698.Partition_to_K_Equal_Sum_Subsets(Medium).md

698. Partition to K Equal Sum Subsets (Medium)

Date and Time: Dec 3, 2024, 23:07 (EST)

Link: https://leetcode.com/problems/partition-to-k-equal-sum-subsets

Question:

Given an integer array nums and an integer k, return true if it is possible to divide this array into k non-empty subsets whose sums are all equal.

Example 1:

Input: nums = [4,3,2,3,5,2,1], k = 4

Output: true

Explanation: It is possible to divide it into 4 subsets (5), (1, 4), (2,3), (2,3) with equal sums.

Example 2:

Input: nums = [1,2,3,4], k = 3

Output: false

Constraints:

• 1 <= k <= nums.length <= 16

• 1 <= nums[i] <= 10^4

• The frequency of each element is in the range [1, 4].

Walk-through:

First get the target which is the sum that every subarray want. We can calculate it by sum(nums) / k.

Run Backtrack from the beginning of nums, we use curSum to keep track of current subarray's summation, if curSum == k we decrement k -= 1 and mark all the used elements to be True in visited[], then we run backtrack from the beginning again, but we can't reuse the used elements, so we will find new subarray. We return True, only when k == 0.

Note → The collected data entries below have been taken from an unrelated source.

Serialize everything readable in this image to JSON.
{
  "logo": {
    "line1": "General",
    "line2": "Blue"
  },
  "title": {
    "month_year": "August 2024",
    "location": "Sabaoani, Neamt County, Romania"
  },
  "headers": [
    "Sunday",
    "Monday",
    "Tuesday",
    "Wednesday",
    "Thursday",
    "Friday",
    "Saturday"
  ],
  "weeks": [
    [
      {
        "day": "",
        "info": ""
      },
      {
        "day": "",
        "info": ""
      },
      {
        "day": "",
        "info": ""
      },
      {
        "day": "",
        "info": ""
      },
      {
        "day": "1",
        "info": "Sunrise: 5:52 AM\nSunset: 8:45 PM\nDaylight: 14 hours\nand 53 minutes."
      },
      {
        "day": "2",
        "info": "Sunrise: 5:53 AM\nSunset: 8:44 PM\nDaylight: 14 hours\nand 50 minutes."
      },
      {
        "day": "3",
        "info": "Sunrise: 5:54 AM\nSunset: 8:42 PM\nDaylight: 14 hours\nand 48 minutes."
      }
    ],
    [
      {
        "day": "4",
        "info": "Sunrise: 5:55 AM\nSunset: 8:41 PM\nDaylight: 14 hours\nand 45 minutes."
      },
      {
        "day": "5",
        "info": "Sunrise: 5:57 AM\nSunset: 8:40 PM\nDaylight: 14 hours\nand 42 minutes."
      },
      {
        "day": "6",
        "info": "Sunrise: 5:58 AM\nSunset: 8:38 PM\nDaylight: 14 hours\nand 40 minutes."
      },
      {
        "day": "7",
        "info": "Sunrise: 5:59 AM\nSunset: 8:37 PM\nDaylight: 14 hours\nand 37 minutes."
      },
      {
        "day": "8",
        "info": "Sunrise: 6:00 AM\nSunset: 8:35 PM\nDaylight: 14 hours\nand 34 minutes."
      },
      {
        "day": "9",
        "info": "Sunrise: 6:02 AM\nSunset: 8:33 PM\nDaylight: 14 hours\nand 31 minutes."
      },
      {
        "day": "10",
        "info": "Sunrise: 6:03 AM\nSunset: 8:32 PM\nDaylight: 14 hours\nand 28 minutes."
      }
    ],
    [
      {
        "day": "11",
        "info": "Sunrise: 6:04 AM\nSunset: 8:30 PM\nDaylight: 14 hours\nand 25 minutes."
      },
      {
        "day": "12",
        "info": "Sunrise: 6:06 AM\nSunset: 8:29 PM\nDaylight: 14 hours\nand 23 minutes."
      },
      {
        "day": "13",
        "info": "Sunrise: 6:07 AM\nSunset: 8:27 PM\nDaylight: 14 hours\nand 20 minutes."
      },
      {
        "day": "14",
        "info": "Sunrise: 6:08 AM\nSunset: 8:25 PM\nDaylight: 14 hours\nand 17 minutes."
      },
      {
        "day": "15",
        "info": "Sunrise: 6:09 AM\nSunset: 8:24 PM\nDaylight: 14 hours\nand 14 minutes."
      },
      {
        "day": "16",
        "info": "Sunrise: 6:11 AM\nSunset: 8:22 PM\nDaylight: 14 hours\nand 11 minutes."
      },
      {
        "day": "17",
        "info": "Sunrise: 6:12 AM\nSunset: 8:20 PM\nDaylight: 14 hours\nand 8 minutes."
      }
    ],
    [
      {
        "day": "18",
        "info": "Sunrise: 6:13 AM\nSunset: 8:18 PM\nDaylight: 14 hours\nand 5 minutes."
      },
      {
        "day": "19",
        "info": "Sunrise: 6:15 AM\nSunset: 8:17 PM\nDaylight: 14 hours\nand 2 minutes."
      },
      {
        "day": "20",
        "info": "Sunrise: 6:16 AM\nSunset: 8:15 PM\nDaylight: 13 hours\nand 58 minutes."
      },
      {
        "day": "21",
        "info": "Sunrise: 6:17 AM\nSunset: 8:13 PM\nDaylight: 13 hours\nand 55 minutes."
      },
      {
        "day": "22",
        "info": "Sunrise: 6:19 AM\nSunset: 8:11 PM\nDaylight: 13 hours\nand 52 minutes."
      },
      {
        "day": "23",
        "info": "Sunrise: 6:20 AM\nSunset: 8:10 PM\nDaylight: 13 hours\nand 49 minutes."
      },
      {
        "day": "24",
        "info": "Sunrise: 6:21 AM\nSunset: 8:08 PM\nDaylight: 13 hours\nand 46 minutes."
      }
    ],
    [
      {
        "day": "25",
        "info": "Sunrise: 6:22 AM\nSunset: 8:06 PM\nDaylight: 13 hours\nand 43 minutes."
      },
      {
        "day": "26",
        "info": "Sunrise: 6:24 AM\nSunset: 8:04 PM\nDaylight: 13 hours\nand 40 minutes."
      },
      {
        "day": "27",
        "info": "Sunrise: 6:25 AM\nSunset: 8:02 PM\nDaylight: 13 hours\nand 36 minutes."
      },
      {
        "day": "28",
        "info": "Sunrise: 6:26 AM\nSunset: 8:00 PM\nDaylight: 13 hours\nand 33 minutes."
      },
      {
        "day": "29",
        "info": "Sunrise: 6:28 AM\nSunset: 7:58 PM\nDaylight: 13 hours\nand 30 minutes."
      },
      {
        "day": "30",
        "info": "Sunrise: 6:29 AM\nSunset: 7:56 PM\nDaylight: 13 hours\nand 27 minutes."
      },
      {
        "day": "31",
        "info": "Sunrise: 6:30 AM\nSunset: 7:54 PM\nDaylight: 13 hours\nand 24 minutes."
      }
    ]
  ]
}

There are some tricks to speed up: 1. we check if sum(nums) % k, we can know if this is possible to divide k subarrays. If not, we can return False. 2. we can sort nums in descending order, so the duplicate elements will be next to each other. Then, we check if the previous element is the same as current element, but the previous element has not been used previously, so we know we don't need to use this element either, because they are the same. So, we can skip this element.

Python Solution:

class Solution:
    def canPartitionKSubsets(self, nums: List[int], k: int) -> bool:
        # Use sum(nums) / k to calculate the value for k subsets
        # If sum(nums) / k can't be evenly divided, return False
        # Run backtrack on each digit to form subset, if curSum + nums[i] > target, skip. Otherwise, take this element and run backtrack with this element
        # If curSum == target, we decrement k, run backtrack again from 0th index, mark all the used elements. Reset back to False later.
        # Return True when k == 0

        # TC: O(k * 2^n), SC: O(n)
        # Check if sum(nums) can be evenly divided
        if sum(nums) % k:
            return False
        target = sum(nums) / k
        visited = [False] * len(nums)
        nums.sort(reverse=True)
        def backtr(i, k, curSum):
            # two base cases
            if k == 0:
                return True
            if curSum == target:
                return backtr(0, k-1, 0)
            # Try the rest elements for curSum
            for j in range(i, len(nums)):
                # Skip the element is used or curSum + nums[i] > target
                if visited[j] or curSum + nums[j] > target or (j > 0 and not visited[j-1] and nums[j] == nums[j-1]):
                    continue
                visited[j] = True
                if backtr(j+1, k, curSum + nums[j]):
                    return True
                visited[j] = False
            return False
        return backtr(0, k, 0)

Time Complexity: $O(k * 2^n)$
Space Complexity: $O(n)$